Çelikler 5-10 cm boyunda hazırlanırlar. Kök parçalarının alınıp çelik yapılmaları ve dikilmelerine kadar, çok nemli ortamlarda tutulmaları ve kurumalarının önlenmesi gerekir.

Kök çelikleri arazide 60-80 cm aralıklarla ve 3-5cm derinlikte açılan çizilere yan yana ve yatay olarak dizilir üstleri toprak ile kapatılır.

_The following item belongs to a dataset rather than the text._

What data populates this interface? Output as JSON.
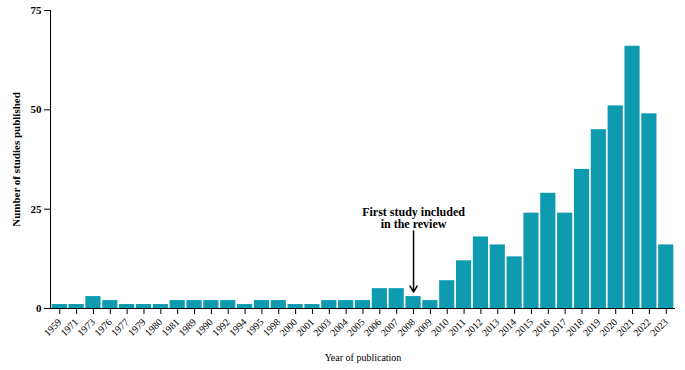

Çeliklerin dikildiği yer hafif bünyeli, organik ve ticari gübrelerle zenginleştirilmiş olmalıdır. Bu çelikler üzerindeki gözler ilkbaharda sürer ve yaz boyunca gelişerek sonbaharın sonlarında dikime hazır fidan haline gelirler.

Doku kültürü yöntemi ile fidan üretimi

Ahududu fidan üretiminde, en modern, en sağlıklı ve en hızlı yöntem, doku kültürü tekniğidir. Kontrollü şartlarda sağlıklı olarak büyütülen ana bitkilerin büyüme noktalarından 0.1-0.3 mm kadar küçük parçalar alınarak sterilize edilmiş tüplerde özel besin ortamlarına konulurlar.

Sıcaklık, nem ve ışık yönünden en iyi şartların sağlandığı büyüme odaları veya dolaplarında bu parçacıklar içinde bulundukları özel ortamda çoğalır ve küçük bitkicikler oluşur. Bunlar belirli bir süre sonra alınarak küçük saksılara daha sonrada büyük saksılara alınıp dış şartlara alıştırılarak büyütülürler.

TOPRAK HAZIRLIĞI

Bahçe kurulacak yerin iklim özellikleri, ahududu bitkilerinin yetiştiriciliğine uygun olmalıdır. Toprak analizi yaptırılarak gerektiğinde toprak bünyesi uygun hale getirilir. Bahçenin ilkbahar ve özellikle yaz aylarında sürekli sulanacağı düşünülerek, su kaynaklarına yakınlığı, sulama suyu temini durumuna göre sulama yöntem ve tesisine karar verilir.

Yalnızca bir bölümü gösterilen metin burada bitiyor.